地方創生が我が国の将来にとって重要な政治課題となり、その実現に向け大きな責任を有する地方議会の果たすべき役割は、ますます重要となっている。
 
こうした要請に応えるため、地方議会議員の活動も幅広い分野に及ぶとともに、より専門的な知識が求められ、専業として活動する議員の割合も高くなっている。
 
しかしながら、昨年実施された統一地方選挙では、道府県議会議員選挙の平均投票率が過去最低となったほか、無投票当選者の割合が高くなるなど、住民の関心の低さや地方議会議員のなり手不足が大きな問題となった。
 
こうした中、選挙権年齢の引き下げに伴い、若者に対して政治への関心を高めるための啓発活動の充実強化を図るとともに、サラリーマンの議員立候補が行われやすいように、年金制度を時代にふさわしいものとすることが、人材の確保につながっていくと考える。
 
よって、国におかれては、国民の幅広い政治参加や、地方議会における人材確保の観点から、地方議会議員の厚生年金加入のための制度を国民的合意のもとで早急に実現されるよう強く要望する。

確かに、議員報酬だけでは、裕福な生活ができるわけもありませんし、インセンティブやボーナスもなければ、昇給も、退職金もありません。

(一般質問をしたらプラスインセンティブ! などがあると通告者が増えるかもしれません。)
 
さらに細かいことを言えば、議員は「給料」ではなく「報酬」として支払われているので、所得税率も「給料」よりも高く設定されています。

このことを思えば、中学生と小学生をもつ身としては、今よりも保障を厚くしていただけるのであれば、そのこと自体は純粋に喜ばしいですが、だからと言って諸手を挙げて賛成かといえば、それは別問題だと考えています。

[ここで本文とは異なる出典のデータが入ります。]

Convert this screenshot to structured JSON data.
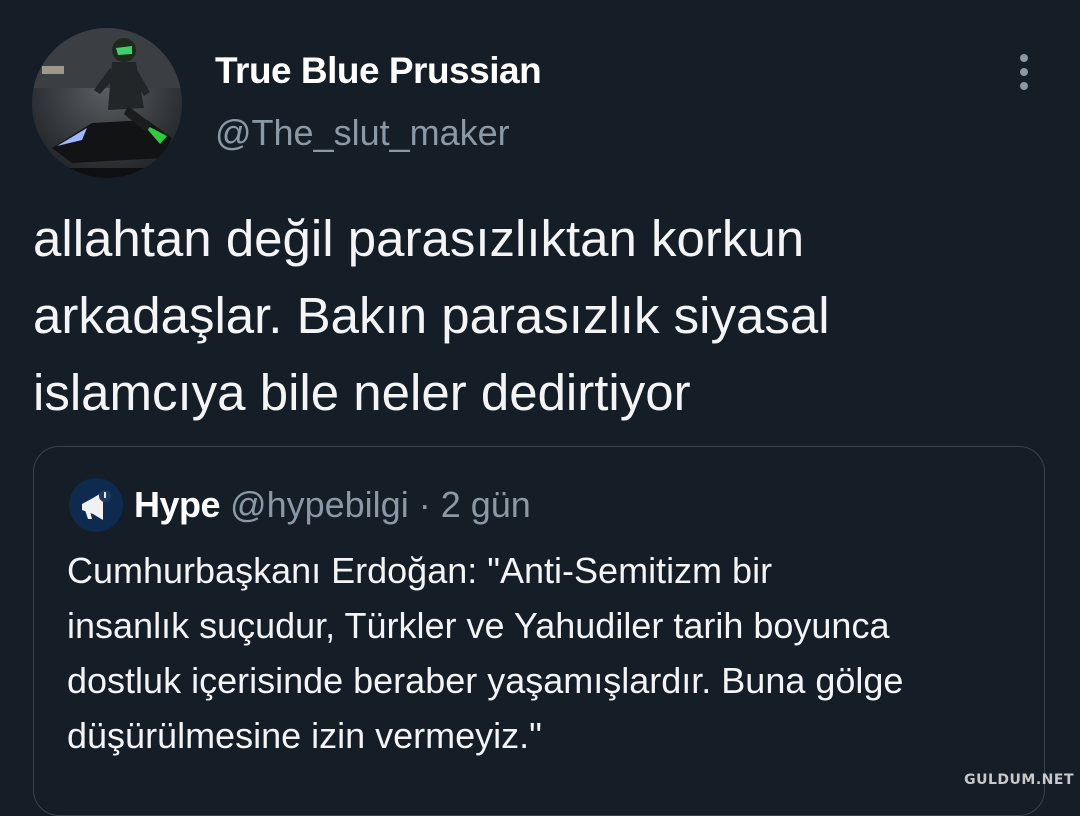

まず、わたしは議員としての仕事内容や責任、付き合いの多さ(下戸なのでお酒は苦手。)、退職金がなく、国民年金のみ、どんなに頑張ってもインセンティブ、ボーナス、昇給がないことなど、それらを理解した上で、立候補しています。

なにより、超少子高齢化社会を迎える日本が、今後ますます社会保障費が膨らむことは自明であり、その財源の確保に消費増税などさらなる負担を国民、市民にお願いする立場にある以上、政治家が、自分たちの生活向上や将来不安の改善を訴えることは現時点では難しいと考えています。

しかしながら、こうした意見書(案)が上がってきた背景は理解できます。

日本の今の政治システムでは、なかなかサラリーマンのまま政治家になることは難しく、立候補においては私もその一人ですが、退社して裸一貫で目指さなければならないことが多いと思います。

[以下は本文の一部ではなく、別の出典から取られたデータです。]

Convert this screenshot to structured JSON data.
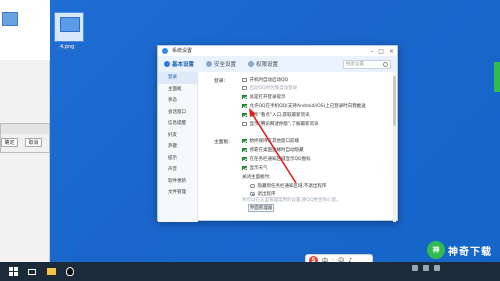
{
  "desktop": {
    "file_label": "4.png",
    "dialog_buttons": [
      "确定",
      "取消"
    ]
  },
  "window": {
    "title": "系统设置",
    "controls": [
      "–",
      "□",
      "×"
    ],
    "tabs": [
      {
        "label": "基本设置",
        "active": true
      },
      {
        "label": "安全设置",
        "active": false
      },
      {
        "label": "权限设置",
        "active": false
      }
    ],
    "search_placeholder": "搜索设置"
  },
  "sidebar": {
    "items": [
      "登录",
      "主面板",
      "状态",
      "会话窗口",
      "信息提醒",
      "好友",
      "热键",
      "提示",
      "声音",
      "软件更新",
      "文件管理"
    ],
    "active_index": 0
  },
  "login_section": {
    "label": "登录:",
    "options": [
      {
        "text": "开机时自动启动QQ",
        "checked": false,
        "gray": false
      },
      {
        "text": "启动QQ时为我自动登录",
        "checked": false,
        "gray": true
      },
      {
        "text": "总是打开登录提示",
        "checked": true,
        "gray": false
      },
      {
        "text": "允许QQ在手机QQ(支持Android/iOS)上已登录时向我推送",
        "checked": true,
        "gray": false
      },
      {
        "text": "显示“看点”入口,获取最新资讯",
        "checked": true,
        "gray": false
      },
      {
        "text": "显示“腾讯网迷你版”,了解最新资讯",
        "checked": false,
        "gray": false
      }
    ]
  },
  "panel_section": {
    "label": "主面板:",
    "options": [
      {
        "text": "始终保持在其他窗口前端",
        "checked": true
      },
      {
        "text": "停靠在桌面边缘时自动隐藏",
        "checked": true
      },
      {
        "text": "在任务栏通知区域显示QQ图标",
        "checked": true
      },
      {
        "text": "显示天气",
        "checked": true
      }
    ],
    "close_label": "关闭主面板时:",
    "close_options": [
      {
        "text": "隐藏到任务栏通知区域,不退出程序",
        "selected": false
      },
      {
        "text": "退出程序",
        "selected": true
      }
    ],
    "note": "你可以在这里管理常用的设置,使QQ更合你心意。",
    "manage_button": "界面管理器"
  },
  "taskbar": {
    "ime_label": "中",
    "ime_logo": "S"
  },
  "watermark": {
    "logo_text": "神",
    "text": "神奇下载"
  }
}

当選しても保証されるのは任期の4年間のみであり、その後も選挙という洗礼を乗り越えなければならず、安定はありません。

では、落選した場合はどうでしょうか。

選挙でサラリーマン時代の貯蓄を使い果し、一文無しの無職で翌日から社会に放り投げられることになります。

すぐに就職活動を始めたくても、選挙の残処理に追われ、なかなか就職活動することは難しいですし、なにより年を重ねていれば、それだけ再就職が難しくなることは論をまちません。

こうなると経営者や、潤沢な資産がある人しか選挙にさえ出られなくなってしまいかねません。

先ほども申し上げたように、こうしたリスクに対応する企業は少ないですし、当選しても議員報酬だけで老後の生活費まで貯蓄していくのは、極めて困難だとも思います。

私自身、機会のたびに「プレイヤーとして参政しないか。」と同世代に尋ねてきましたが、帰ってくる言葉は、概ね「安定を捨ててまでリスクは負えないし、その魅力がない。」といったものであり、この言葉が今の議員の実情を物語っているのではないかと感じます

こうした議論を突き進めていくと、そもそも議員はボランティア化すべきか、専業化すべきかという制度根本から見つめ直していかなければならず、そこまでの時間をかけられないほどに疲弊している現状を少しでも改善するためにと、今回の提案に至ったのではないかと思います。

それでも、私は上述の通り、今よりも厚遇を求めることには組することはできません。

ですから、せめて初めて28歳で立候補した時に訴えた、

「将来の夢は何ですか?」と聞かれたときに、

「政治家になりたい! 」と答えてもらえるような政治家を目指します。

という原点を忘れることなく、これからも日々勉強し、一生懸命活動することで一人でも多くの方に政治に触れていただき、参政してもらえるように努力していきます。

成田市議会議員 雨宮しんご

※【修正13:00】雨宮さんのご意向でリライト分を掲載しました。